Lao Tzu daba un largo paseo todos los días antes de salir el sol por las colinas en compañía de discípulos que lo acompañaban respetuosos. Sólo había una condición para reunirse al paseo, y era que no había que hablar nada. Ni siquiera el maestro hablaba. Hablaba sólo la naturaleza en el lenguaje callado de su mejor hora.

Un día se unió un nuevo discípulo, siguió al grupo, aceptó la condición del silencio, admiró la naturaleza en su despertar de la noche al día, recorrió los senderos, respiró el amanecer, y al divisar el primer rayo de sol no pudo contenerse y exclamó: “¡Qué maravilla!”

Los discípulos contuvieron el aliento apenados porque alguien había desobedecido y perturbado al maestro quebrantando su regla. Volvieron del paseo, y el discípulo predilecto dijo al maestro en nombre de todos: “Le pido perdón, maestro, por el nuevo discípulo que ha estropeado hoy su paseo con su comentario.
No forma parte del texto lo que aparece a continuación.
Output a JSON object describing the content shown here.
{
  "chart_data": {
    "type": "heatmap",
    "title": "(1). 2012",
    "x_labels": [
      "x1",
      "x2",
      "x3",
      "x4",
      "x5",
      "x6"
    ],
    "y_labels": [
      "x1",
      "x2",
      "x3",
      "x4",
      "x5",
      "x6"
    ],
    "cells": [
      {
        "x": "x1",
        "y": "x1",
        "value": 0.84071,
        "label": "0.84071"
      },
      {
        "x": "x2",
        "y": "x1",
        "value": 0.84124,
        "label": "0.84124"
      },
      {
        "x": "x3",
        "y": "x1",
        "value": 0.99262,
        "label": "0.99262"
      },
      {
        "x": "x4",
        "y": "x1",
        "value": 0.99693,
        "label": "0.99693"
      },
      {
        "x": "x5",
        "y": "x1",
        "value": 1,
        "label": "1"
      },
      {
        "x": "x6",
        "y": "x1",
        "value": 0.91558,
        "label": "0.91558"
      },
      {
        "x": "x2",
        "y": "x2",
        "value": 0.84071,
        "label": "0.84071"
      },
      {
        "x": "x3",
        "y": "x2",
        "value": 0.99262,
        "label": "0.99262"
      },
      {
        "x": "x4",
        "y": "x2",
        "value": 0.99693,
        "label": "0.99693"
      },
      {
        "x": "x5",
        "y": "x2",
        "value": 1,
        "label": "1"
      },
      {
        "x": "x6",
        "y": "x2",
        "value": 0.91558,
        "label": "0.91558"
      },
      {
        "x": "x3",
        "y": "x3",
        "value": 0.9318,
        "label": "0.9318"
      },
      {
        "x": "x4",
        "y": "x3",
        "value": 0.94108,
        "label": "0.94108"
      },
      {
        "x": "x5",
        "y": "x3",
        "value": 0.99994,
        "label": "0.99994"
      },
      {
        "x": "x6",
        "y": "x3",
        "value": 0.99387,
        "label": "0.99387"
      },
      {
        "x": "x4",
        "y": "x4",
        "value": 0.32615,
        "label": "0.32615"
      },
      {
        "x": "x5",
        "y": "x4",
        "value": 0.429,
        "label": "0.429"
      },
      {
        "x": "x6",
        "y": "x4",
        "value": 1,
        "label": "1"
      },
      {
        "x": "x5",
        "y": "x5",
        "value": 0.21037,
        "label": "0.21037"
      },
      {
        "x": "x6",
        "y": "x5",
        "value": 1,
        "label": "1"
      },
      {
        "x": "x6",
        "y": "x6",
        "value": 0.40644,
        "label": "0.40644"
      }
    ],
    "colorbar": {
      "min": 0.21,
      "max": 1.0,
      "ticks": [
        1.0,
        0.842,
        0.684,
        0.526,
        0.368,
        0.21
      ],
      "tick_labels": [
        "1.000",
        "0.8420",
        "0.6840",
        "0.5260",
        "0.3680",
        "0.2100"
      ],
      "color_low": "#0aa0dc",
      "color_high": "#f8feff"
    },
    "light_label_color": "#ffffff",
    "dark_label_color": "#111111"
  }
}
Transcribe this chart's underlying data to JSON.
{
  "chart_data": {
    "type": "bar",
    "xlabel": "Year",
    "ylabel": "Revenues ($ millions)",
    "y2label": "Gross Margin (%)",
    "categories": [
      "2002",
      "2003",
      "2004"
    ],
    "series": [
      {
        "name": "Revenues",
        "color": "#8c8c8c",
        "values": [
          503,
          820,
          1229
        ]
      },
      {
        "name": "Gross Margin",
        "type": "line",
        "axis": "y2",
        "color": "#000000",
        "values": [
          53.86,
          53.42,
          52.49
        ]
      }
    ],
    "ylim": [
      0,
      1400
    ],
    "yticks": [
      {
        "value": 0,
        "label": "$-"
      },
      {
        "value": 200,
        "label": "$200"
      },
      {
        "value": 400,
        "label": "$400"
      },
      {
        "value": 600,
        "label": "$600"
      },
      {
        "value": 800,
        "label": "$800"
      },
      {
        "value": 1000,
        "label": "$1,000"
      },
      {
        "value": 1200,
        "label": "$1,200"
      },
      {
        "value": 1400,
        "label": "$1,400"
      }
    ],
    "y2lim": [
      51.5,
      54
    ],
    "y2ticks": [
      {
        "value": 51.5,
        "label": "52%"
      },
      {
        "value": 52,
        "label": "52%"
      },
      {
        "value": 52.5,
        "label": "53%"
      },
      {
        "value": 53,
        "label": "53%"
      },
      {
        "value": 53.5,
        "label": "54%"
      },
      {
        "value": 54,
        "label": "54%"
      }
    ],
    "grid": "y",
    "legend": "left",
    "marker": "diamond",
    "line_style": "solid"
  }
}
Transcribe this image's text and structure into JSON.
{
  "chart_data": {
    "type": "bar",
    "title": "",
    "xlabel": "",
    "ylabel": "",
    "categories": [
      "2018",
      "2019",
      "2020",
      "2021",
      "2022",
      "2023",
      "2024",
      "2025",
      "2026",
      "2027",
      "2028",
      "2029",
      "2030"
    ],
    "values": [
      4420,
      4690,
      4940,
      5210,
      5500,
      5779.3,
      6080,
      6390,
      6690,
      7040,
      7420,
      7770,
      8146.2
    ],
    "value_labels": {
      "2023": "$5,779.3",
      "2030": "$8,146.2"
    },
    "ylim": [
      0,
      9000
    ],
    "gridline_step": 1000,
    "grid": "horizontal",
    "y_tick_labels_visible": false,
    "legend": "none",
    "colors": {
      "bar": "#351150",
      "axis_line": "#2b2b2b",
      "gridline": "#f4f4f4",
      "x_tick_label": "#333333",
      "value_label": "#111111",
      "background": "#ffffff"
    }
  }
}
No le permitiremos que vuelva a acompañarnos.”

Lao Tzu le contestó: “Veo que sí ha estropeado tu paseo y el de todos ustedes, pues están apenados. Pero mi paseo no lo ha estropeado. Yo no doy a nadie la llave de mi felicidad. Sé disfrutar mi paseo en silencio, y sé disfrutarlo cuando alguien quebranta la regla del silencio y habla.

La llave de mi felicidad está en mí, no en lo que hagan los demás.

Ha sido un bello paseo. Y el nuevo discípulo puede venir cuando quiera”.

P. Carlos G. Vallés, s.j.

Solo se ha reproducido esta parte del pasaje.